Hierarchical sea-urchin-like bimetallic zinc–cobalt selenide for enhanced battery-supercapacitor hybrid device

Abstract

Abstract Battery-supercapacitor hybrid (BSH) devices have become a bridge to unit high specific energy and power, but they are usually limited in applications by low specific energy of the electroactive materials. Hierarchical bimetallic selenides are regarded as promising materials to break the restriction because of their superior conductivities, synergistic effect and more electroactive sites. Here, we first apply a bimetallic zinc–cobalt selenide (ZCS) to a BSH device as a battery-type electrode material. Its 3D structure consists of hierarchical sea-urchin-like microspheres, whose surfaces are covered by very rough and porous needle-like nanorods.
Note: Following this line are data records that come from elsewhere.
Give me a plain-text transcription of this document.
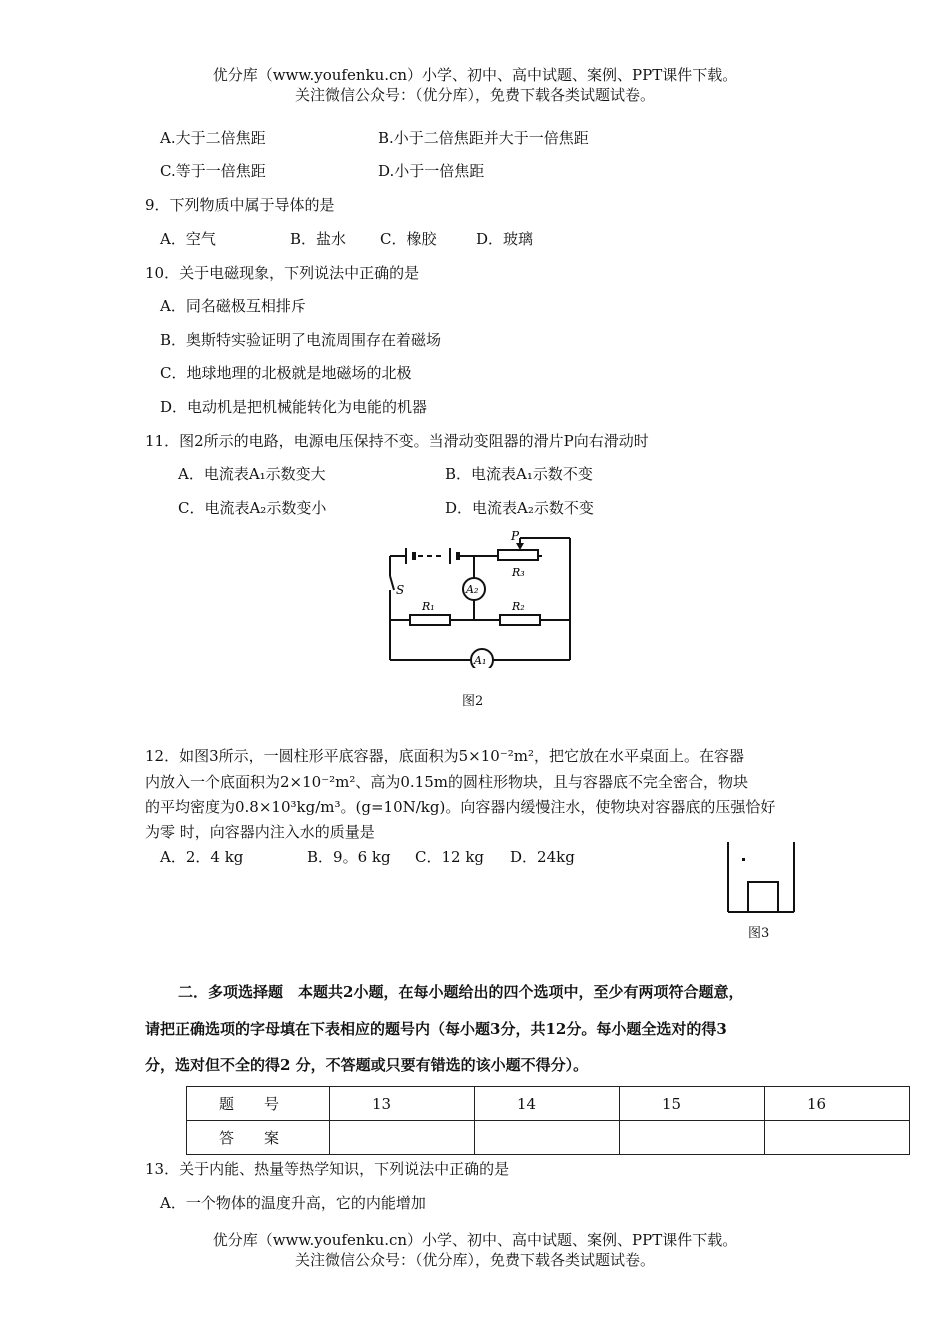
优分库（www.youfenku.cn）小学、初中、高中试题、案例、PPT课件下载。
关注微信公众号：（优分库），免费下载各类试题试卷。
A.大于二倍焦距	B.小于二倍焦距并大于一倍焦距
C.等于一倍焦距	D.小于一倍焦距
9．下列物质中属于导体的是
A．空气	B．盐水 C．橡胶	D．玻璃
10．关于电磁现象，下列说法中正确的是
A．同名磁极互相排斥
B．奥斯特实验证明了电流周围存在着磁场
C．地球地理的北极就是地磁场的北极
D．电动机是把机械能转化为电能的机器
11．图2所示的电路，电源电压保持不变。当滑动变阻器的滑片P向右滑动时
A．电流表A₁示数变大	B．电流表A₁示数不变
C．电流表A₂示数变小	D．电流表A₂示数不变
P
R₃
S
R₁	R₂
A₂
A₁
图2
12．如图3所示，一圆柱形平底容器，底面积为5×10⁻²m²，把它放在水平桌面上。在容器
内放入一个底面积为2×10⁻²m²、高为0.15m的圆柱形物块，且与容器底不完全密合，物块
的平均密度为0.8×10³kg/m³。(g=10N/kg)。向容器内缓慢注水，使物块对容器底的压强恰好
为零 时，向容器内注入水的质量是
A．2．4 kg	B．9。6 kg C．12 kg D．24kg
图3
二．多项选择题　本题共2小题，在每小题给出的四个选项中，至少有两项符合题意，
请把正确选项的字母填在下表相应的题号内（每小题3分，共12分。每小题全选对的得3
分，选对但不全的得2 分，不答题或只要有错选的该小题不得分）。
题　　号	13	14	15	16
答　　案				
13．关于内能、热量等热学知识，下列说法中正确的是
A．一个物体的温度升高，它的内能增加
优分库（www.youfenku.cn）小学、初中、高中试题、案例、PPT课件下载。
关注微信公众号：（优分库），免费下载各类试题试卷。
Benefiting from the unique hierarchical structure, the ZCS delivers a satisfied specific capacity of 1419 C g−1 at 2 A g−1, higher than those of ZnSe, CoSe2 and bimetallic zinc-cobalt oxide synthesized under the similar conditions. A ZCS//AC BSH device achieves a broad potential window of 1.6 V, high specific energy of 77.78 Wh kg−1 at the specific power of 222 W kg−1 and outstanding cycling performance (80% retention after 10,000 cycles). Two cells in series successfully power a LED for 50 min, suggesting their future application in green energy-storage devices.